Lorsque les marxistes affirment que la classe transcende toutes les autres formes d’oppression, nous ne voulons pas dire que cela est la pire oppression en termes de souffrance, ou que la classe ouvrière est en quelque sorte supérieure à d’autres groupes opprimés. Nous voulons dire que tant que nous vivons dans une société où une petite minorité exploite la majorité, aucun groupe opprimé ne peut être réellement émancipé et il y aura toujours des inégalités systémiques. Tous les représentants de cette classe dirigeante minoritaire, quel que soit leur genre, leur race ou leur orientation sexuelle, serviront ultimement leurs intérêts de classe. Sous le capitalisme, la forme primaire d’oppression est l’exploitation du travail salarié, car le fait de payer les travailleur-euses moins que la valeur de leur travail est la base des profits accumulés par les capitalistes. Cela veut dire que la classe ouvrière, qui représente la majorité de la population de la plupart des pays, est dans une position unique à cause de son rôle dans la production capitaliste qui lui permet de paralyser le système.
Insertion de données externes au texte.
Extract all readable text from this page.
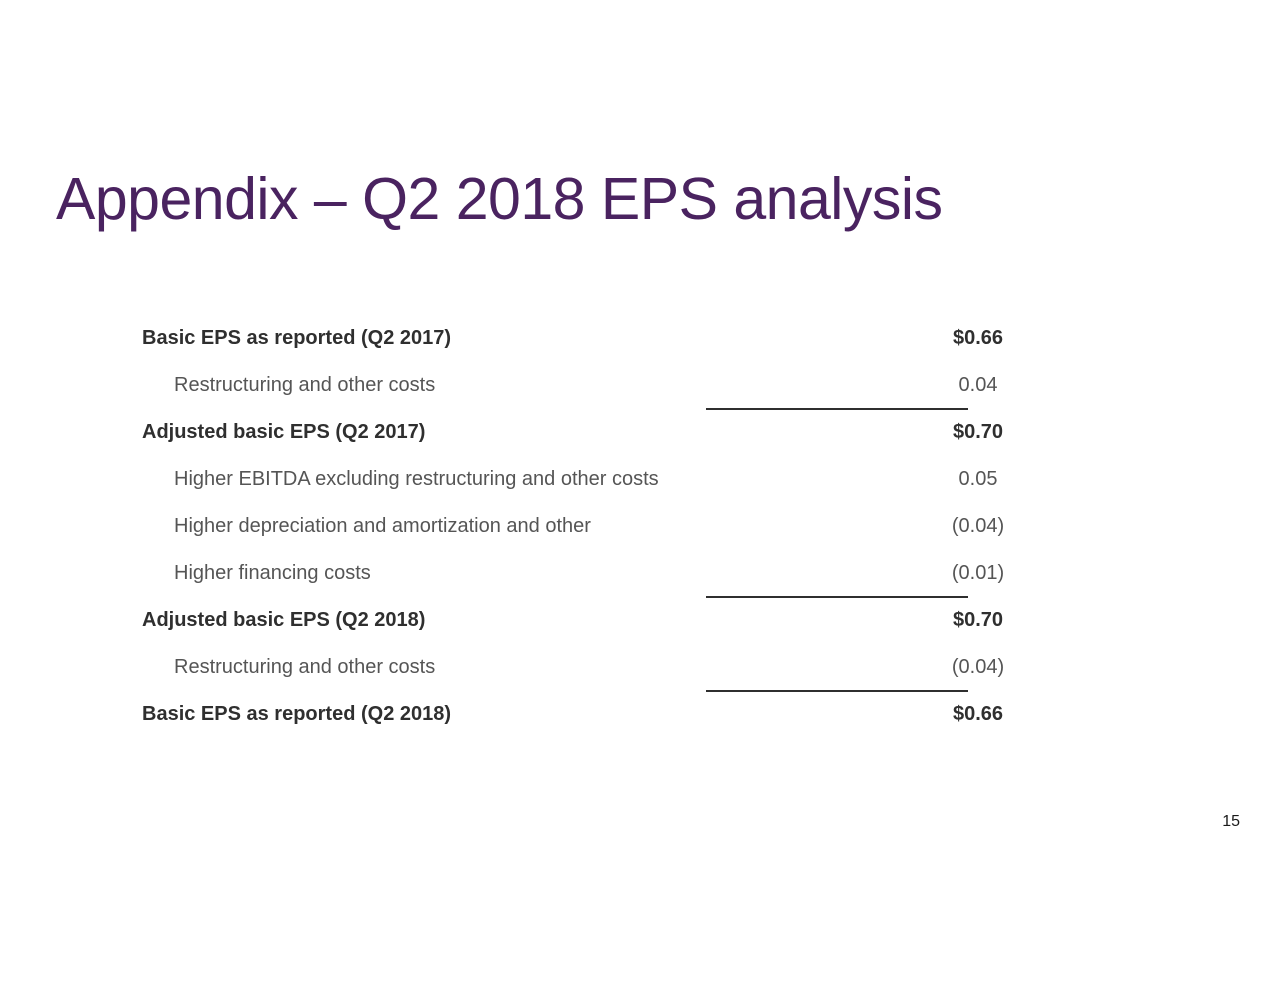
Appendix – Q2 2018 EPS analysis
Basic EPS as reported (Q2 2017)	$0.66
Restructuring and other costs	0.04
Adjusted basic EPS (Q2 2017)	$0.70
Higher EBITDA excluding restructuring and other costs	0.05
Higher depreciation and amortization and other	(0.04)
Higher financing costs	(0.01)
Adjusted basic EPS (Q2 2018)	$0.70
Restructuring and other costs	(0.04)
Basic EPS as reported (Q2 2018)	$0.66
15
Cela veut-il dire que les marxistes suggèrent que rien ne peut être fait concernant l’oppression des femmes jusqu’à ce qu’il y ait une révolution socialiste? Certainement pas. Les marxistes se positionnent fermement contre le sexisme, la violence et le traitement discriminatoire envers les femmes, qui, combinés au racisme et aux autres formes de discrimination, ne servent qu’à diviser la classe ouvrière et à nous empêcher de nous unir contre notre oppresseur commun, et qui donc n’ont aucune place au sein du mouvement. Nous soutenons l’action collective venant d’en bas pour prévenir et répondre au sexisme dans les rues, sur les lieux de travail et les campus, incluant des grèves avec des étudiantes et des étudiants, des travailleuses et des travailleurs, ou encore la formation de corps démocratiques redevables pour assurer la sécurité de nos communautés. Ces initiatives doivent être menées par les organisations de la classe ouvrière, par les syndicats étudiants et ouvriers. Les marxistes soutiennent aussi toutes les réformes qui puissent éliminer les barrières auxquelles font face les femmes, telles qu’un système de garderie universel, l’accès aux services de santé sexuelle et l’égalité salariale. Nous en appelons aux organisations de la classe ouvrière pour qu’elles consolident l’unité dans la lutte de classe pour ces réformes et contre toutes les coupures et les attaques dirigées contre les travailleur-euses, qui frappent les femmes de manière disproportionnée. Tout en disant cela, nous soulignons le caractère temporaire des réformes sous le capitalisme. Le capitalisme est dans une période de déclin et nécessite les coupures et l’austérité quand il est en crise. Nous devons lutter pour les réformes tout en les liant constamment au besoin de lutter pour le socialisme.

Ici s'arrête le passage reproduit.